June 23, 2006

Democrats Show Their Bias Against American Automakers.

Another example of bias against american automakers and ass kissing of the asian automakers. Senators are ripping american automakers for their dismissing the Senates efforts to unrealistically raise gas mileage standards while kissing the asian auto makers ass saying that they could do it so why can't american automakers do it. Except they never checked with asian automakers for their opinions on raising the standards before making that statement.

Detroit's automakers should raise gas mileage requirements by 40 percent or face extinction, a key U.S. senator said Tuesday in a tongue-lashing of the industry for its failure to embrace fuel efficiency in the past.

So senetors feel they are in the business of putting businesses out of business.

Led by California Sen. Dianne Feinstein, four U.S. senators didn't mince words in touting a proposal to drastically raise fuel economy standards by model year 2017, a move they argued would save America 2.5 million barrels of Middle Eastern oil a day.

Figures it's California leading the charge. Of course touting that it's all about saving oil is ment to make the american automakers look bad if they fight against the ridiclous standards that are trying to be set.

Called the "Ten in Ten," the bill would require automakers to have a fleetwide fuel economy average of 35 miles per gallon by the 2017 model year. The measure also would mandate onboard fuel economy display by the 2013 model year and require cars to average 31.1 miles per gallon by model year 2009 and light trucks to average 23.6 miles per gallon.

"This is really a help to the industry," Feinstein said. "And I think stonewalling it, getting in a bunker mentality, fighting it doesn't make any sense at all."

Again, making any protests by the auto industry seem like they are horrible people.

Sen.
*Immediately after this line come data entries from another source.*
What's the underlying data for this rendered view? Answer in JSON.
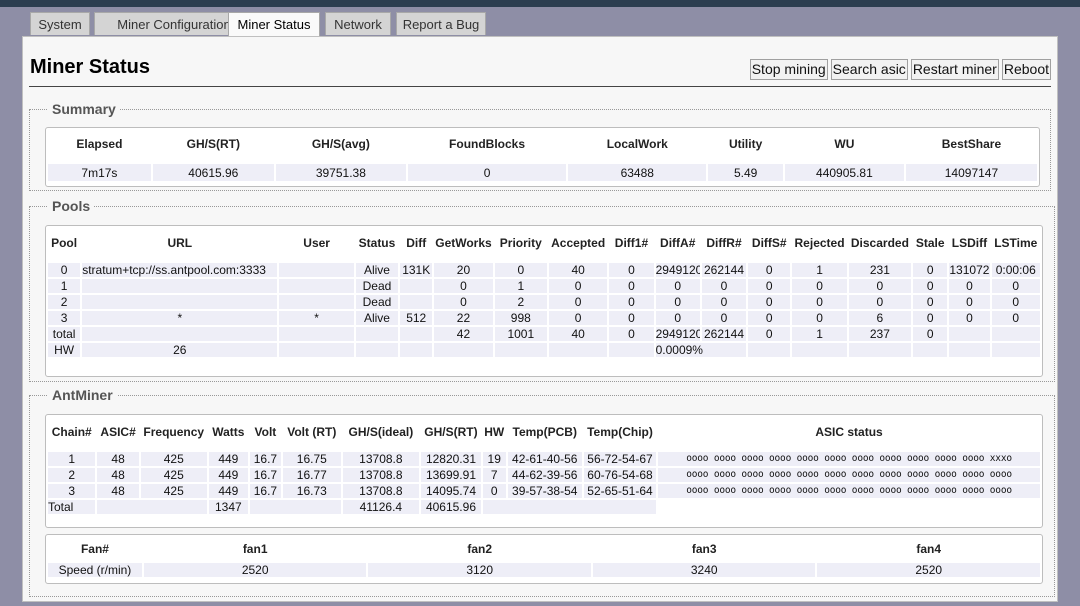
{
  "tabs": [
    "System",
    "Miner Configuration",
    "Miner Status",
    "Network",
    "Report a Bug"
  ],
  "active_tab": 2,
  "page_title": "Miner Status",
  "actions": [
    "Stop mining",
    "Search asic",
    "Restart miner",
    "Reboot"
  ],
  "summary": {
    "legend": "Summary",
    "headers": [
      "Elapsed",
      "GH/S(RT)",
      "GH/S(avg)",
      "FoundBlocks",
      "LocalWork",
      "Utility",
      "WU",
      "BestShare"
    ],
    "row": [
      "7m17s",
      "40615.96",
      "39751.38",
      "0",
      "63488",
      "5.49",
      "440905.81",
      "14097147"
    ]
  },
  "pools": {
    "legend": "Pools",
    "headers": [
      "Pool",
      "URL",
      "User",
      "Status",
      "Diff",
      "GetWorks",
      "Priority",
      "Accepted",
      "Diff1#",
      "DiffA#",
      "DiffR#",
      "DiffS#",
      "Rejected",
      "Discarded",
      "Stale",
      "LSDiff",
      "LSTime"
    ],
    "rows": [
      [
        "0",
        "stratum+tcp://ss.antpool.com:3333",
        "",
        "Alive",
        "131K",
        "20",
        "0",
        "40",
        "0",
        "2949120",
        "262144",
        "0",
        "1",
        "231",
        "0",
        "131072",
        "0:00:06"
      ],
      [
        "1",
        "",
        "",
        "Dead",
        "",
        "0",
        "1",
        "0",
        "0",
        "0",
        "0",
        "0",
        "0",
        "0",
        "0",
        "0",
        "0"
      ],
      [
        "2",
        "",
        "",
        "Dead",
        "",
        "0",
        "2",
        "0",
        "0",
        "0",
        "0",
        "0",
        "0",
        "0",
        "0",
        "0",
        "0"
      ],
      [
        "3",
        "*",
        "*",
        "Alive",
        "512",
        "22",
        "998",
        "0",
        "0",
        "0",
        "0",
        "0",
        "0",
        "6",
        "0",
        "0",
        "0"
      ],
      [
        "total",
        "",
        "",
        "",
        "",
        "42",
        "1001",
        "40",
        "0",
        "2949120",
        "262144",
        "0",
        "1",
        "237",
        "0",
        "",
        ""
      ]
    ],
    "hw_label": "HW",
    "hw_value": "26",
    "hw_percent": "0.0009%"
  },
  "antminer": {
    "legend": "AntMiner",
    "headers": [
      "Chain#",
      "ASIC#",
      "Frequency",
      "Watts",
      "Volt",
      "Volt (RT)",
      "GH/S(ideal)",
      "GH/S(RT)",
      "HW",
      "Temp(PCB)",
      "Temp(Chip)",
      "ASIC status"
    ],
    "rows": [
      [
        "1",
        "48",
        "425",
        "449",
        "16.7",
        "16.75",
        "13708.8",
        "12820.31",
        "19",
        "42-61-40-56",
        "56-72-54-67",
        "oooo oooo oooo oooo oooo oooo oooo oooo oooo oooo oooo xxxo"
      ],
      [
        "2",
        "48",
        "425",
        "449",
        "16.7",
        "16.77",
        "13708.8",
        "13699.91",
        "7",
        "44-62-39-56",
        "60-76-54-68",
        "oooo oooo oooo oooo oooo oooo oooo oooo oooo oooo oooo oooo"
      ],
      [
        "3",
        "48",
        "425",
        "449",
        "16.7",
        "16.73",
        "13708.8",
        "14095.74",
        "0",
        "39-57-38-54",
        "52-65-51-64",
        "oooo oooo oooo oooo oooo oooo oooo oooo oooo oooo oooo oooo"
      ]
    ],
    "total_label": "Total",
    "total_watts": "1347",
    "total_ideal": "41126.4",
    "total_rt": "40615.96"
  },
  "fans": {
    "headers": [
      "Fan#",
      "fan1",
      "fan2",
      "fan3",
      "fan4"
    ],
    "row_label": "Speed (r/min)",
    "values": [
      "2520",
      "3120",
      "3240",
      "2520"
    ]
  }
}
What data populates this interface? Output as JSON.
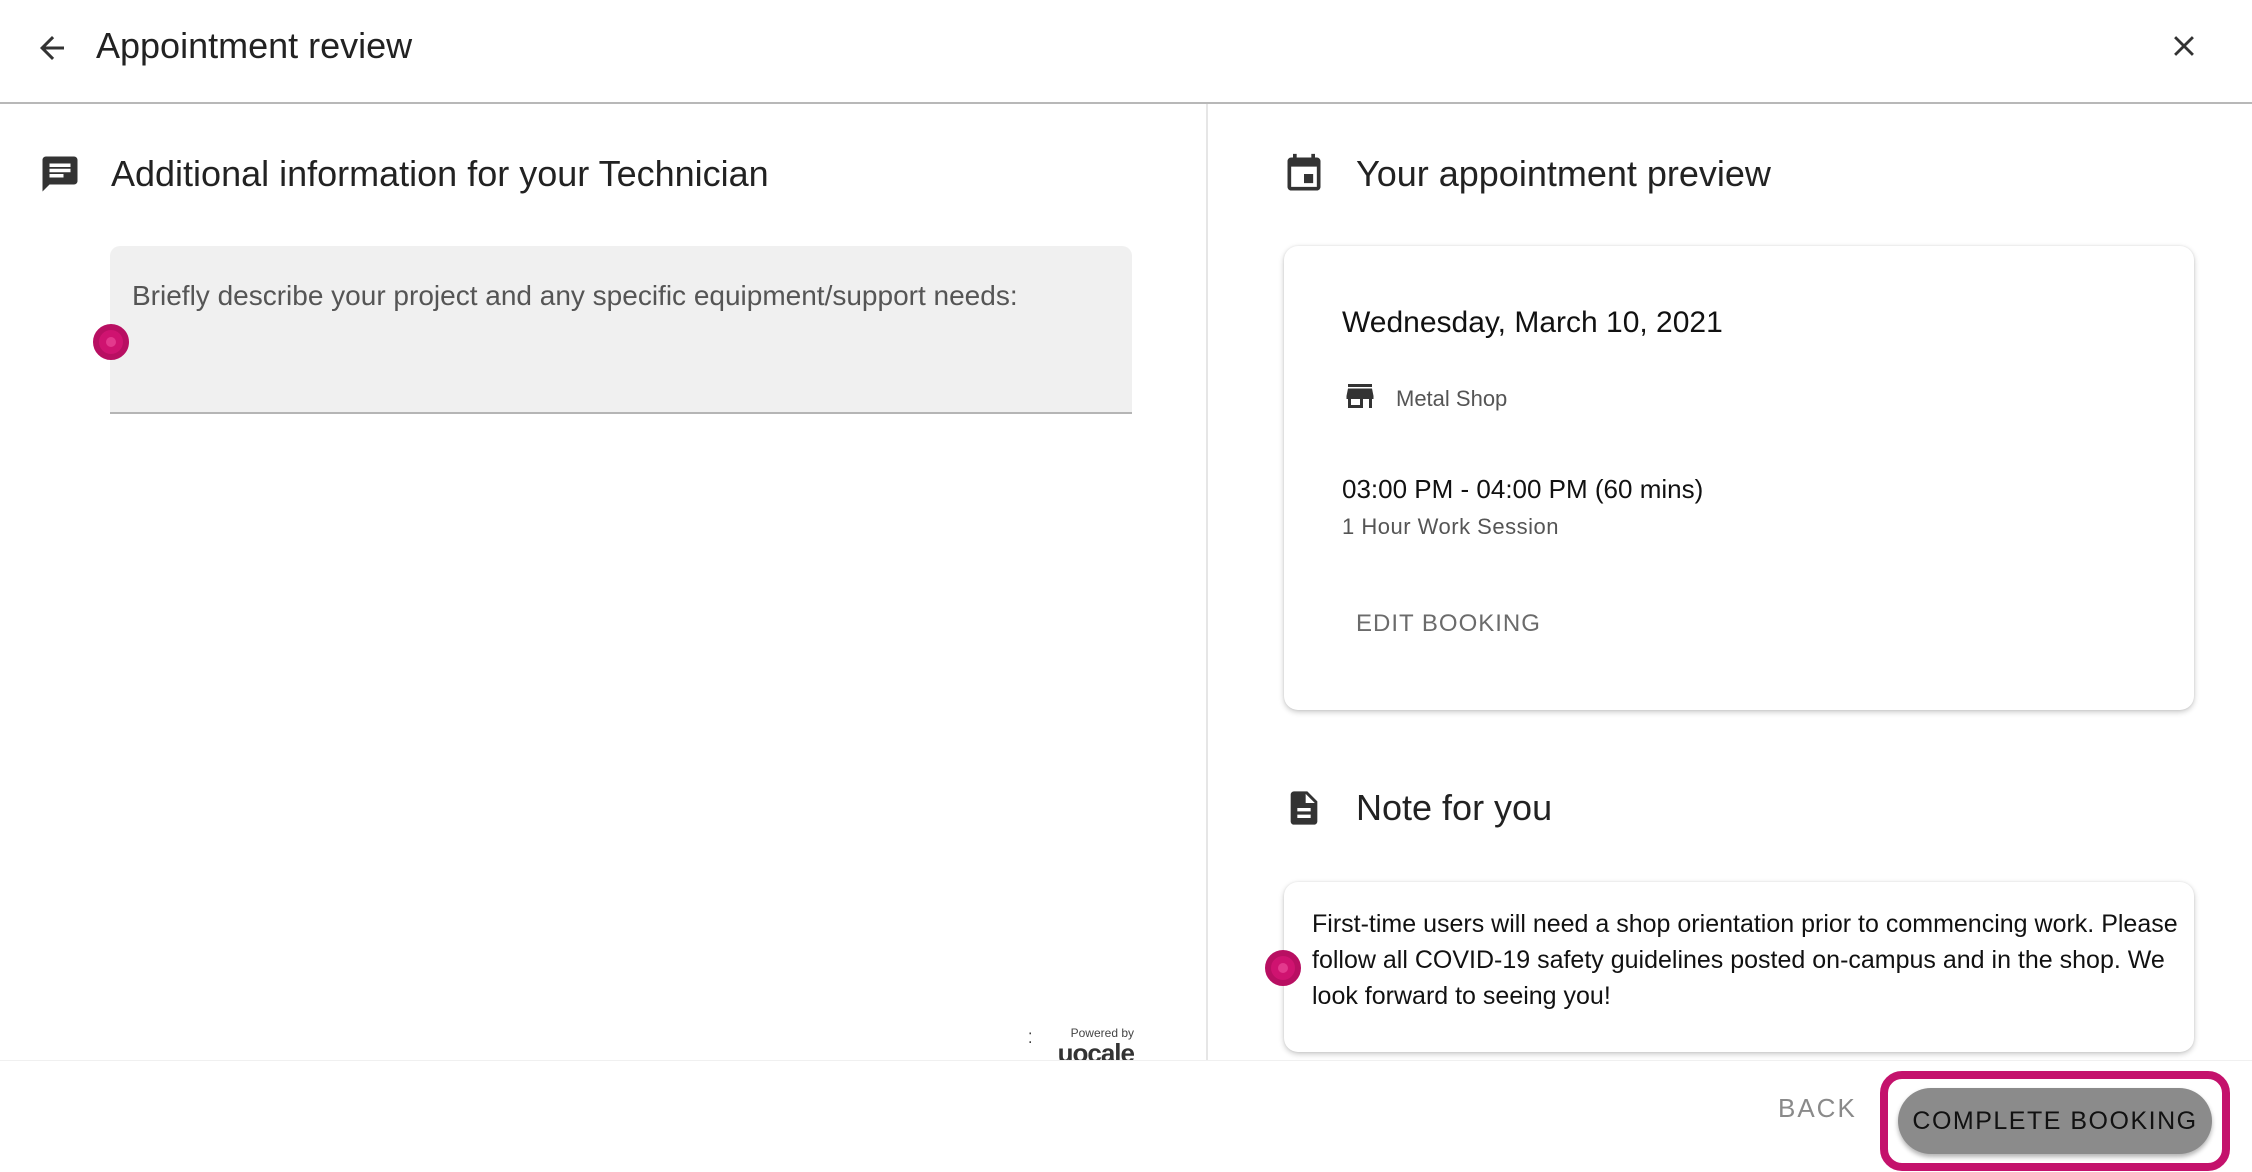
{
  "header": {
    "title": "Appointment review",
    "back_icon": "arrow-left-icon",
    "close_icon": "close-icon"
  },
  "left": {
    "section_title": "Additional information for your Technician",
    "section_icon": "message-icon",
    "textarea_placeholder": "Briefly describe your project and any specific equipment/support needs:",
    "powered_by": "Powered by",
    "powered_logo": "uocale"
  },
  "preview": {
    "section_title": "Your appointment preview",
    "section_icon": "calendar-icon",
    "date": "Wednesday, March 10, 2021",
    "location": "Metal Shop",
    "location_icon": "store-icon",
    "time_range": "03:00 PM - 04:00 PM (60 mins)",
    "session_type": "1 Hour Work Session",
    "edit_label": "EDIT BOOKING"
  },
  "note": {
    "section_title": "Note for you",
    "section_icon": "document-icon",
    "text": "First-time users will need a shop orientation prior to commencing work. Please follow all COVID-19 safety guidelines posted on-campus and in the shop. We look forward to seeing you!"
  },
  "footer": {
    "back_label": "BACK",
    "complete_label": "COMPLETE BOOKING"
  },
  "colors": {
    "highlight": "#c4126c",
    "marker": "#cf1370",
    "complete_button_bg": "#8b8b8b"
  }
}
Dick Durbin, D-Ill., said the Big Three didn't get it.

"Some of us have felt that they should have received the message long ago that their product line needed to be changed," he said.

Again, the american auto industry is the only one being called to the boards. No mention of asian auto makers.

Jason Vines, a Chrysler Group spokesman, called the proposal unrealistic.

"What we don't want is to get something so technically ridiculous that everyone's forced to buy a Fred Flintstone car," Vines said. "If anyone could build an SUV that gets 40 miles per gallon, don't you think we would? We'd corner the market. No one can do it, not the masters of the universe, Toyota, not BMW, Mercedes. It's not technically feasible."

But it's the american auto industry making these points.

U.S. Rep. Vern Ehlers, R-Grand Rapids, has long been the only Michigan member of either party to endorse across-the-board fuel economy increases -- and his wife recently bought a Toyota Prius, though he has a Ford and GM.

He said the Big Three had better embrace fuel economy improvements. (emphasis mine)

"If they haven't, they got bigger problems than they think," said Ehlers, who has resisted heavy industry lobbying over the years.

This guy isn't going to get re-elected. If you live in Michigan and your consituents jobs are heavily dependant on the auto industry and your voting for proposals that are unattainable and could force one or more american auto makers out of business you better be a good shot. He should be shot for buying a Prius anyway, americans make electic vehicles too.

Feinstein heaped praise on Toyota.

"Increasingly, it's becoming the dominant global force in the auto industry," she said.

Ass kissing by democrats at it's finest.

But Toyota declined to endorse the proposal.

Jo Cooper, Toyota's group vice president for government affairs, said there were questions about the feasibility of the bill.

"That's a huge number. It doesn't sound like much, but that's a huge leap forward," Cooper said.

A strong bitch slap delivered by Toyota.

At Ford Motor Co., CEO and Chairman Bill Ford Jr. and Americas President Mark Fields said in recent weeks that they believe the experts at NHTSA, rather than Congress, should set gas mileage standards.
(emphasis mine)

Ford is right, congress should stay out of setting gas standards. They should let the experts set the standards that is why we NHTSA for.

Democrats are just trying to make theyself look better for election by jumping on the high gas price bandwagon without any thought to the consequences of their actions.

Posted by Quality Weenie at June 23, 2006 10:45 AM | TrackBack

How come the US auto industry is always the whipping boy?
Is it the Dems typical "hate America" stuff, or something more?

Posted by: jimmyb at June 23, 2006 12:30 PM

"This is really a help to the industry," Feinstein said.

It is? What kind of help would that be? Helping them directly out of business? OMG!!!!